The Punjab State Farmers’ and Farm Workers’ Commission, set up by the current state government, too, flagged certain peculiarities in 2018. According to its report, while the total short-term credit required in Punjab, based on its roughly 10 million acres of cultivated land, is estimated at Rs 24,000 crore per season, the crop loan outstanding of all banks in the state is around Rs 60,000 crore. The state has about 26 lakh farmers, while banks together have issued more than 40 lakh Kisan Credit Cards. Over a period of 11 years (2004-05 to 2015-16), the credit offtake has risen by around 8 times whereas production increased only 1.11 times.
While the report raised concerns about the quality and use of credit, and the inadequacy of a monitoring system, the data presented by it unmistakably point at the vast access the state’s farmers have to the formal credit channels.
Citing a Niti Aayog analysis last year to push for a tighter scrutiny of loans, a top finance ministry official had told FE that crop loans to Chandigarh stood at 1,997% of the Union territory’s cost of production (which comprises cost of farm inputs and that of hired labour) in FY18, while those to Punjab were to the tune of 159%. In contrast, Jharkhand received crop loans of only 11% of the costs, West Bengal 17%, Maharashtra 32%, Bihar 33% and Uttar Pradesh 42%. At the aggregate level, crop loans were to the tune of 72% of the costs. Of course, some other states and Union territories (Kerala, Himachal, Tamil Nadu and Delhi), too, cornered a high share of crop loans.
As for procurement in Punjab, it continues to be wholly routed via APMC mandis. FE has already reported that the state levies an aggregate tax of 8.5% of the MSP at which the FCI and other agencies buy grains. This is against the pan-India average of 6% of MSP. The state alone collected Rs 1,750 crore, out of Rs 8,600 crore collected across India as mandi fees alone, of trade in all farm commodities in FY20.

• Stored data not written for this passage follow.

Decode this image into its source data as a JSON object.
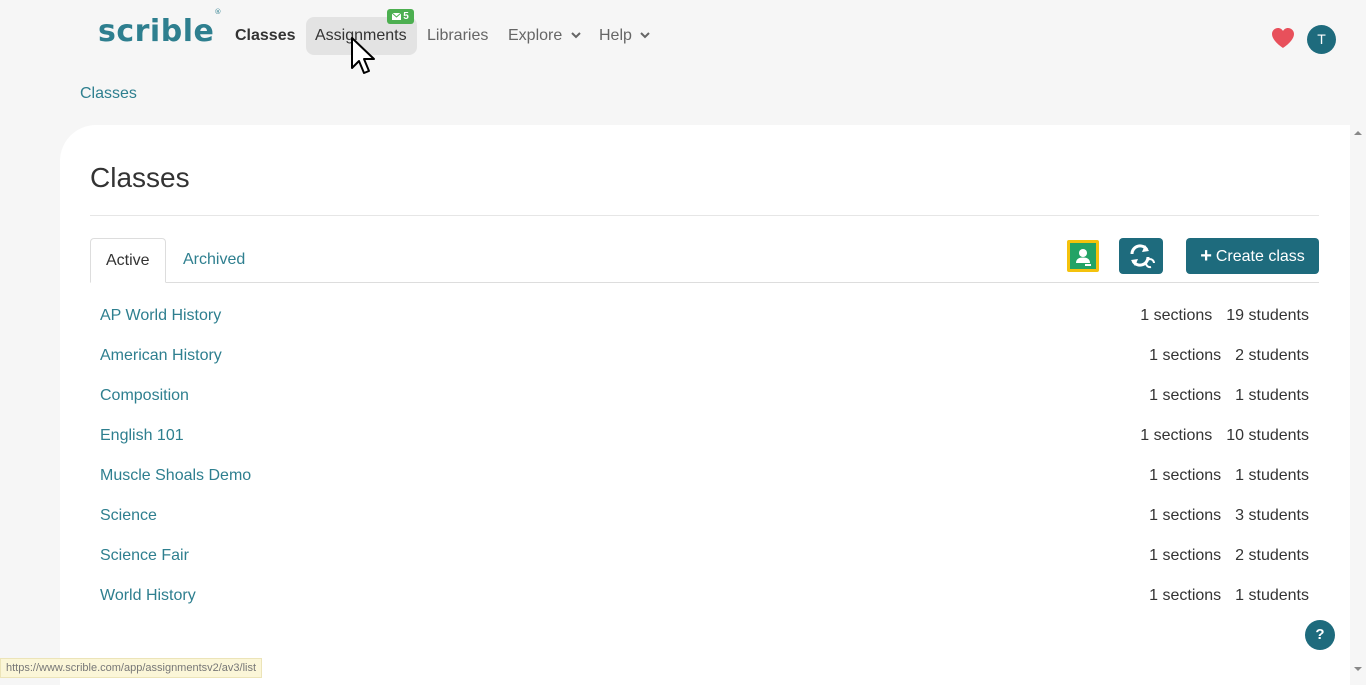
{
  "brand": {
    "logo_text": "scrible",
    "logo_mark": "®"
  },
  "nav": {
    "items": [
      {
        "label": "Classes"
      },
      {
        "label": "Assignments",
        "badge": "5"
      },
      {
        "label": "Libraries"
      },
      {
        "label": "Explore"
      },
      {
        "label": "Help"
      }
    ],
    "avatar_initial": "T"
  },
  "breadcrumb": {
    "label": "Classes"
  },
  "page": {
    "title": "Classes"
  },
  "tabs": [
    {
      "label": "Active"
    },
    {
      "label": "Archived"
    }
  ],
  "actions": {
    "create_label": "Create class"
  },
  "classes": [
    {
      "name": "AP World History",
      "sections": "1 sections",
      "students": "19 students"
    },
    {
      "name": "American History",
      "sections": "1 sections",
      "students": "2 students"
    },
    {
      "name": "Composition",
      "sections": "1 sections",
      "students": "1 students"
    },
    {
      "name": "English 101",
      "sections": "1 sections",
      "students": "10 students"
    },
    {
      "name": "Muscle Shoals Demo",
      "sections": "1 sections",
      "students": "1 students"
    },
    {
      "name": "Science",
      "sections": "1 sections",
      "students": "3 students"
    },
    {
      "name": "Science Fair",
      "sections": "1 sections",
      "students": "2 students"
    },
    {
      "name": "World History",
      "sections": "1 sections",
      "students": "1 students"
    }
  ],
  "help": {
    "label": "?"
  },
  "status_bar": {
    "url": "https://www.scrible.com/app/assignmentsv2/av3/list"
  },
  "colors": {
    "accent": "#1e6b7d",
    "link": "#2e7f8f",
    "badge": "#4caf50",
    "heart": "#e8505b",
    "classroom_border": "#f4c20d",
    "classroom_fill": "#22a366"
  }
}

Of course, as procurement of wheat in Madhya Pradesh and paddy in Chhattisgarh, Odisha, Andhra Pradesh and Telangana has increased in recent years, Punjab’s relative share has declined a bit, though in terms of absolute volume, it is around the same level in the last four years.
Before the launch of the goods and services tax (GST), various levies paid by the FCI added up to as much as 13% of the MSP paid to farmers on a pan-India basis. The levies ranged from a relatively modest 3.6% in Rajasthan to 11.5% in Haryana, 14.5% in Punjab and 13.5% in Andhra Pradesh, the major producers of grains.
The agriculture marketing reforms through the two new Bills passed by Parliament is expected to help the Centre reduce the tax burden on it on account of the Food Security Act/PDS, if FCI and other agencies start procuring at the market rates circumventing the mandis.
Prime Minister Narendra Modi has already made it clear that the MSP system would continue. Stating that the current laws tied the hands of farmers, he has said the reforms would enable them to be self-sufficient with access to multiple buyers.
However, even as Modi assured farmers that the Centre would continue to procure at MSPs, the Punjab government has already passed three Bills to reject the Centre’s legislation.